= Maria Spinola =

Italian poisoner

Maria Spinola (died 5 July 1659, Rome) was a Sicilian poisoner. She was one of the central figures of the infamous Spana Prosecution, one of only six to be executed among over forty people to be implicated.

==Life==
Spinola was born in Palermo. She emigrated from Sicily to Naples, and from there to Rome in 1627. She was married four times and lived under limited economic circumstances.

In 1650, she became the personal friend of Gironima Spana and was recruited to her organization in trafficking in lethal poison. She was an important member of the Spana organisation: she had direct contact with Spana, and recruited clients to Spana's business as an astrologer (and her unofficial business as a poison seller).

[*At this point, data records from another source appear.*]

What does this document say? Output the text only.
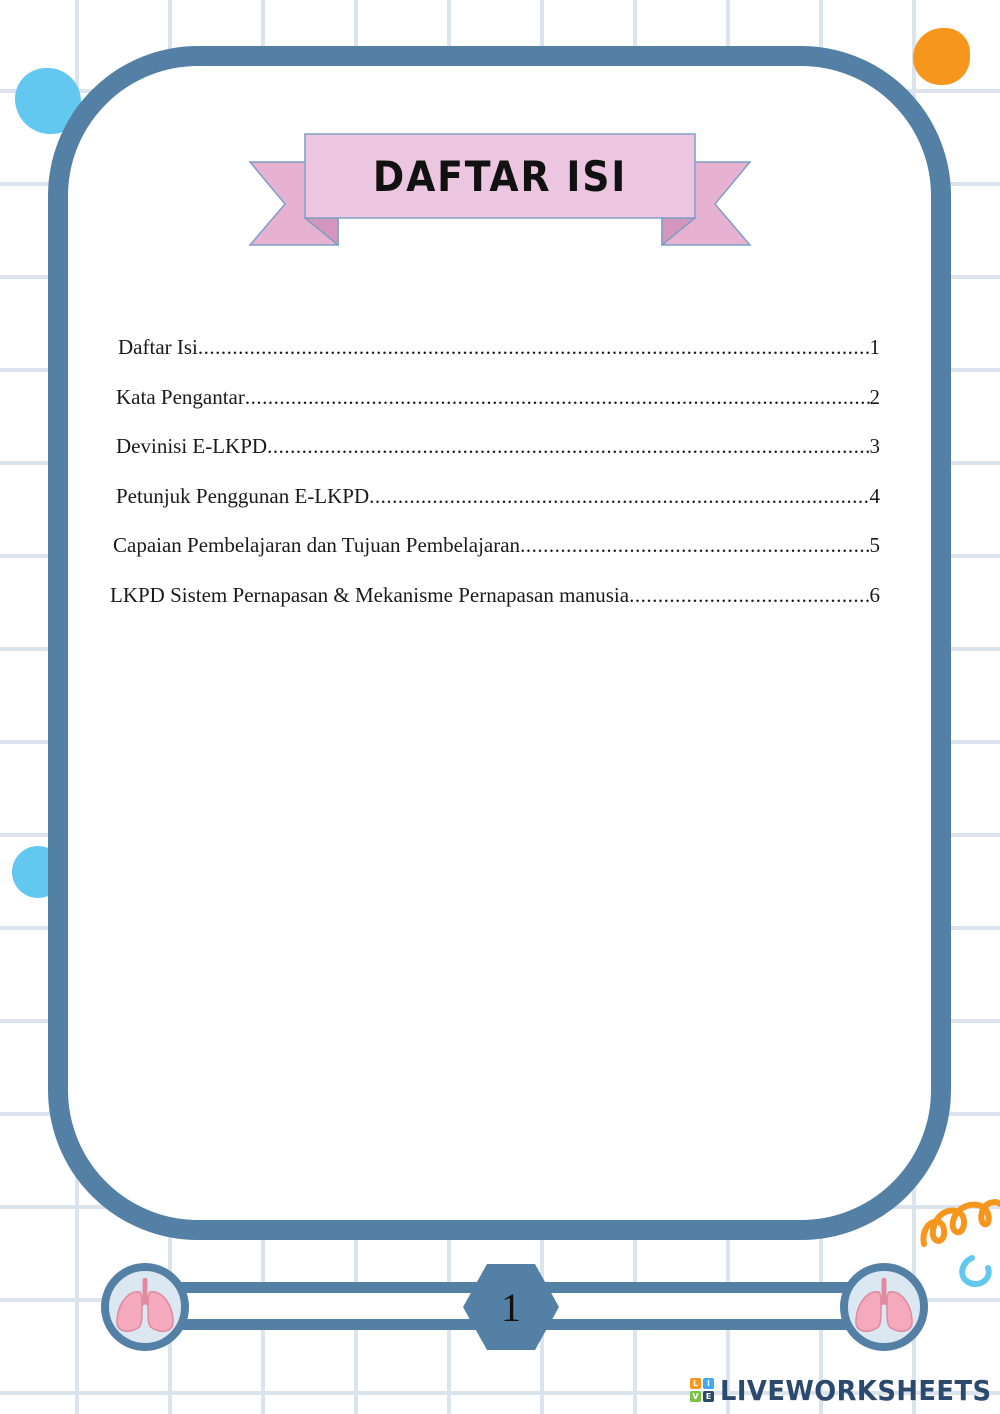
DAFTAR ISI
Daftar Isi .....	1
Kata Pengantar .....	2
Devinisi E-LKPD .....	3
Petunjuk Penggunan E-LKPD .....	4
Capaian Pembelajaran dan Tujuan Pembelajaran .....	5
LKPD Sistem Pernapasan & Mekanisme Pernapasan manusia .....	6
1
L	I
V E LIVEWORKSHEETS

On 31 January 1659, Giovanna De Grandis was arrested and imprisoned in the Papal prison at Tor di Nona, where she made her confession on 1 February, and started to name the names of her accomplices and clients. Spinola was named by De Grandis and arrested in February, the same month as the arrest of Spana herself. Spinola was an important witness toward Spana herself, having had direct access to her rather than indirectly through De Grandis, which was the case with many other associates, as well as being a personal friend.

On 5 July 1659, Gironima Spana, Giovanna De Grandis, Maria Spinola, Graziosa Farina, and Laura Crispoldi were executed by hanging on Campo de' Fiori in Rome.